How do privacy and data protection issues apply in autism therapy records?
Autism therapy records often contain highly sensitive information about detailed behavioural notes, developmental histories, video recordings, and multi-agency updates. Under UK GDPR, this is classed as special category health data, which, according to the Information Commissioner’s Office (ICO special category data), “needs more protection” and requires both a lawful basis under Article 6 and an Article 9 condition such as “health or social care” or “safeguarding of children”.
Legal basis and children’s rights
ICO guidance on children’s data emphasises fairness, transparency and the use of clear, plain language when explaining how information is used, especially for under-18s as shown in ICO: children and the UK GDPR. NHS Confidentiality rules also apply to information shared with autism services that is kept within the child’s NHS record and only disclosed externally with permission unless there is a significant safeguarding risk, in which case reasons must be explained.

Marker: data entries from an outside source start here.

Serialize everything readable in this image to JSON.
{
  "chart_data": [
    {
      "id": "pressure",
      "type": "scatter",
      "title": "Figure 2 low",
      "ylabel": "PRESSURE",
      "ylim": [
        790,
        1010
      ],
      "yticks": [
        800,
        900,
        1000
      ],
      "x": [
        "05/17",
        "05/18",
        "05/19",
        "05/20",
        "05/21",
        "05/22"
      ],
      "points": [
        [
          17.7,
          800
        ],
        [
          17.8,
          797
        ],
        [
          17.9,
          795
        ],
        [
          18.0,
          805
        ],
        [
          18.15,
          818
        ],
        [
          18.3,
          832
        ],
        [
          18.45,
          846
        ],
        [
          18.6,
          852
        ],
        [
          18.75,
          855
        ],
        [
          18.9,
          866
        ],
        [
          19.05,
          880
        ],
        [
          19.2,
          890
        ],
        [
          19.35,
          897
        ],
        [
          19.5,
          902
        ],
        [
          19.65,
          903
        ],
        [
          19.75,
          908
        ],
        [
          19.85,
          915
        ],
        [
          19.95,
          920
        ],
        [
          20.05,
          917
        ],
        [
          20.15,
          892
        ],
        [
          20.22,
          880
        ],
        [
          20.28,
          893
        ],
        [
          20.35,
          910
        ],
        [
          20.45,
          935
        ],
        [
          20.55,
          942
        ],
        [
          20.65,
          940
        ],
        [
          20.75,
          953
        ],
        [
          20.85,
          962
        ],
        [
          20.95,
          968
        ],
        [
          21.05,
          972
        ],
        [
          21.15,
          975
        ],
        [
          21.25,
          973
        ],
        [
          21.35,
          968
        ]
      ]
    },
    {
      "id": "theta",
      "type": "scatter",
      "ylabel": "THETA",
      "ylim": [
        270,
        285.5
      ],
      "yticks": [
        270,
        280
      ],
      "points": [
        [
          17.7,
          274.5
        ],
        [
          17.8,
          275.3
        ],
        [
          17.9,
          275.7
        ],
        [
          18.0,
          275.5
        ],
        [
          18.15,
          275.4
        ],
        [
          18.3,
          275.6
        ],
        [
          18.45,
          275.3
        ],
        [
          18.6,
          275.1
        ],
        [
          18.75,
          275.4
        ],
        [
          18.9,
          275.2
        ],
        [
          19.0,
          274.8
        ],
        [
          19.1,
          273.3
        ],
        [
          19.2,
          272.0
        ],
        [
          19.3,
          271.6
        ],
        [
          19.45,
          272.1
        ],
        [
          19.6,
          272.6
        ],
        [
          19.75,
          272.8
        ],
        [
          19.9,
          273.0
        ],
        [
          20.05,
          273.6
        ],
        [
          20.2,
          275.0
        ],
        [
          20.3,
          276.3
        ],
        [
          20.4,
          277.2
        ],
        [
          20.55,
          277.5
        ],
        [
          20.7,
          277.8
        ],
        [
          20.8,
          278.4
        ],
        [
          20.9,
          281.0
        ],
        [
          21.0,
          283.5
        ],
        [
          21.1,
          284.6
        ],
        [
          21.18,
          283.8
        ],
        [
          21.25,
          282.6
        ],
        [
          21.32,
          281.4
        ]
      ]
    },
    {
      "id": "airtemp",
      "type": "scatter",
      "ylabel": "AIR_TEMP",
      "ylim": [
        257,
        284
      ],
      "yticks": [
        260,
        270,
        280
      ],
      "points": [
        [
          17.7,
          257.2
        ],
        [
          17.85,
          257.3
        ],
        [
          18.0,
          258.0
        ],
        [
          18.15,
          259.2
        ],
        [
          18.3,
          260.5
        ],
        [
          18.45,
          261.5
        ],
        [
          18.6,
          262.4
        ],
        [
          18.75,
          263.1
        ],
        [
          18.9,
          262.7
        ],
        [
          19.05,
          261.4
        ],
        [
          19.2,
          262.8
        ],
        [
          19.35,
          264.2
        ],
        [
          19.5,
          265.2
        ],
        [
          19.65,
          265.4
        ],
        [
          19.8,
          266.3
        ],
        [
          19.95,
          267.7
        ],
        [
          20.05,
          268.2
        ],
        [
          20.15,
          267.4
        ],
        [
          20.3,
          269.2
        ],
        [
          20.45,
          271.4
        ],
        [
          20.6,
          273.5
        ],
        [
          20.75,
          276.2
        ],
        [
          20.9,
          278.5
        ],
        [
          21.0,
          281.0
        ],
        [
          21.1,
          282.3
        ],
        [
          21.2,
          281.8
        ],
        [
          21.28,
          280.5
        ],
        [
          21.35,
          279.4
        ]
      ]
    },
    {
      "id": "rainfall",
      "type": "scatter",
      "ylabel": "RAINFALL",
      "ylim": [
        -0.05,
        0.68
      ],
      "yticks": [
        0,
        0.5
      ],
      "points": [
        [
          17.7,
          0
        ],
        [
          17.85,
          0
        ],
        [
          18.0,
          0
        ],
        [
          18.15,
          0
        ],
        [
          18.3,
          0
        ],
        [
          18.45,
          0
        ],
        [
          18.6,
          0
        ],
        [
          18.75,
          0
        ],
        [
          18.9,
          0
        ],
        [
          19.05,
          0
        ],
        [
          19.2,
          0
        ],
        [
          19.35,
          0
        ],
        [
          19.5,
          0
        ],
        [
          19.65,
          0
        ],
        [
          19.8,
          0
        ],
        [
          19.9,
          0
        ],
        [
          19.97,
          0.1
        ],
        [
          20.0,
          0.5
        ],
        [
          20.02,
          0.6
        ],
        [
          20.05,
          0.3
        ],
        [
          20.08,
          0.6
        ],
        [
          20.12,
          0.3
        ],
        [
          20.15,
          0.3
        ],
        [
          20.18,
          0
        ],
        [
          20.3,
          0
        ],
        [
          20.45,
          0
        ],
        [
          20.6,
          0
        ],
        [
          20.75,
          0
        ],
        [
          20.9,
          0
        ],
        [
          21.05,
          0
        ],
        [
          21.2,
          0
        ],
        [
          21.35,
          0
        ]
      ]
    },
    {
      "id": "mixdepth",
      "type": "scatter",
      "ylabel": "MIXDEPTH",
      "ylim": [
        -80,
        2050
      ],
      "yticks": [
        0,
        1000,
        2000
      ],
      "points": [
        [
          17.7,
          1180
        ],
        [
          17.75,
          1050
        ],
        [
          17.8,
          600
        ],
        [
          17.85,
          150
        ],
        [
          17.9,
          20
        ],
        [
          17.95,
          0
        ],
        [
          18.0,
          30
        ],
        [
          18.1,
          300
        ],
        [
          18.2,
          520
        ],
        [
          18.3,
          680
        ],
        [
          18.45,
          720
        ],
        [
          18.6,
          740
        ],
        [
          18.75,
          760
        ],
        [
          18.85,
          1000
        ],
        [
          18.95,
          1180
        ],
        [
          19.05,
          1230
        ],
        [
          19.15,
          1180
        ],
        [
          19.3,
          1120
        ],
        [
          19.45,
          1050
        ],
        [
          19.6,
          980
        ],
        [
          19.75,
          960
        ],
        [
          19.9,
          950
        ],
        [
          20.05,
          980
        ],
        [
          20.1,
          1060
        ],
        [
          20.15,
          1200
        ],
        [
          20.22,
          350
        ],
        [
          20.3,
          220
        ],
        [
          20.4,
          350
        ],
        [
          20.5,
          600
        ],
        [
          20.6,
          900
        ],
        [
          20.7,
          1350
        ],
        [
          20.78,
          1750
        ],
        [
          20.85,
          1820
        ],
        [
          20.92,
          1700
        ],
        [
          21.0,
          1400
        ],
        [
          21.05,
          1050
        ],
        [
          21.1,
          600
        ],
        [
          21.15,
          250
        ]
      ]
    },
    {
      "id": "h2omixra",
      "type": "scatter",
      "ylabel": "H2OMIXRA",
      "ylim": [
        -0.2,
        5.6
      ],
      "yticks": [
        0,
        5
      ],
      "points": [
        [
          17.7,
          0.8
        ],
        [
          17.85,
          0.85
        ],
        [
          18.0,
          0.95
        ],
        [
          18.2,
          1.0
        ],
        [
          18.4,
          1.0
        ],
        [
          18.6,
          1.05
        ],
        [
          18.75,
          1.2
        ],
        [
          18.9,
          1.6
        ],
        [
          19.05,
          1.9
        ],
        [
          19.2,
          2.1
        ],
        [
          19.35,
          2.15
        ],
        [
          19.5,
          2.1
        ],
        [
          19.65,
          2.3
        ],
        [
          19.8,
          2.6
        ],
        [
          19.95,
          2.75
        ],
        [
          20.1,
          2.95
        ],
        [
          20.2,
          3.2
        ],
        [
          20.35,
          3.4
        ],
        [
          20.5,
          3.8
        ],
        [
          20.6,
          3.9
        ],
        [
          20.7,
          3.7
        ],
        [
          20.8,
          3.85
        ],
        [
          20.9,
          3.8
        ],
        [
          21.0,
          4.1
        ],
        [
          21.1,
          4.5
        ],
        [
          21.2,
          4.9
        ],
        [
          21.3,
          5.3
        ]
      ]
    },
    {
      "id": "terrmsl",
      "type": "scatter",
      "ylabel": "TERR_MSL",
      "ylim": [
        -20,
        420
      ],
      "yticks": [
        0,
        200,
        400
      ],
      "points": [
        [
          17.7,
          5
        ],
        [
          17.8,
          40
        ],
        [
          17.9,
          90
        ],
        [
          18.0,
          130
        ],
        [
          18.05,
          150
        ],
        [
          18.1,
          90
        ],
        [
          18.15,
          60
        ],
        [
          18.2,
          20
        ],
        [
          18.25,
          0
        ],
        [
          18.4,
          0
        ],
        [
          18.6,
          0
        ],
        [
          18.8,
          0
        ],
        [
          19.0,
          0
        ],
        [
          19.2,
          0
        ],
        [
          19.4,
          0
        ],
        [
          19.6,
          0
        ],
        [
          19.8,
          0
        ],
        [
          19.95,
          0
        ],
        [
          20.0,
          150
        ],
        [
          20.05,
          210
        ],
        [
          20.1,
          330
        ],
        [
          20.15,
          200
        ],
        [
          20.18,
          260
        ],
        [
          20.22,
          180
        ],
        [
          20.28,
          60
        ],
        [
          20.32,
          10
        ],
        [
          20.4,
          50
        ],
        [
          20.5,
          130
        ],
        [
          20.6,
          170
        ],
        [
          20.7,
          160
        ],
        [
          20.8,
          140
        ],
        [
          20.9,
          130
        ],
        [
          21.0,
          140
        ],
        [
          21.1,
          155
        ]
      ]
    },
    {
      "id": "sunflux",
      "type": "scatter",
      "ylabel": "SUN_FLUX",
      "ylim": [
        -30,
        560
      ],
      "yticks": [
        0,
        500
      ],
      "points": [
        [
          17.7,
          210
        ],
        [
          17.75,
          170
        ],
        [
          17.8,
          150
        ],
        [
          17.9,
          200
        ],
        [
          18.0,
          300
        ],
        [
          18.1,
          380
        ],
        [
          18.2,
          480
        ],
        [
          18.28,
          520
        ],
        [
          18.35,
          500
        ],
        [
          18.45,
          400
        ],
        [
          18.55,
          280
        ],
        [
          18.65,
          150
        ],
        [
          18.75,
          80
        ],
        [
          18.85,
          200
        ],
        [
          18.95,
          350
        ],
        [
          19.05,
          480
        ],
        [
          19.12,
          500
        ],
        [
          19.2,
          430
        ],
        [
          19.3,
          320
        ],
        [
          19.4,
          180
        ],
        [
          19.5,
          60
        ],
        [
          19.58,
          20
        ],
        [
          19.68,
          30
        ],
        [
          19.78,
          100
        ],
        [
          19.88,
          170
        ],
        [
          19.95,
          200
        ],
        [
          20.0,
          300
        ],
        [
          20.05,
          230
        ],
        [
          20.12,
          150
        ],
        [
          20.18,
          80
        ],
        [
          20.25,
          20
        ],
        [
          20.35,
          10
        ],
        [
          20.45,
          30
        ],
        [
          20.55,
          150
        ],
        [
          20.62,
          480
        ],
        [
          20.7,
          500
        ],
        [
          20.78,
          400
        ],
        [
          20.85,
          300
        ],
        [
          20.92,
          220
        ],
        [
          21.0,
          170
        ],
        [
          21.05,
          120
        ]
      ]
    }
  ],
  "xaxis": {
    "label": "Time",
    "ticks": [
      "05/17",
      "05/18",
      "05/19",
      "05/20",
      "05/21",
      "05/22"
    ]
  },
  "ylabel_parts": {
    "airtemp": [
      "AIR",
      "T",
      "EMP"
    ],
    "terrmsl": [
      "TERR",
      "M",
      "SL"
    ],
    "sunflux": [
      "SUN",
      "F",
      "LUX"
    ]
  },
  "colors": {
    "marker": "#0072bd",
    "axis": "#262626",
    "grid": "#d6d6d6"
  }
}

Under UK law, parental access depends on competence and best interests. Children under 16 may consent to care if they are Gillick competent (NHS consent guidance). (dance explains that parents can usually request their child’s records, but information may be withheld if sharing it would place the child at risk or compromise investigations (RCPCH records guidance). ICO also notes that if a child is competent, their data rights take priority over a parent’s access request.
How autism therapy providers must handle data
The NHS Records Management Code secure storage, access controls, audit trails and retention periods are tied to a child’s age typically until their 25th birthday for child health records. Private or independent therapists follow the same legal standards, often using encrypted files, password protection, and careful limits on video recording, which requires explicit consent.
ICO guidance clarifies that clinical consent and GDPR consent are different: providers usually rely on “provision of health or social care” rather than consent as their legal basis for record-keeping, even though they still seek clinical consent for therapy decisions.
Data sharing with schools and safeguarding partners
Therapy records are sometimes shared with education or social care teams. ICO safeguarding guide states that UK GDPR is not a barrier to sharing information when necessary to protect a child, but sharing must be “necessary, proportionate, relevant, accurate, timely and secure”. SCIE information sharing adds that consent should be sought where possible, but information can be shared without consent to prevent harm, with clear documentation of reasons.
Key takeaway
Autism therapy records sit within the strictest category of data protection law. Providers must follow UK GDPR, ensure secure storage, minimise the information collected, and share data only when it is lawful and in the child’s best interests. Families should expect clear explanations about how records are used, and children’s own rights and confidentiality increase as they grow in competence.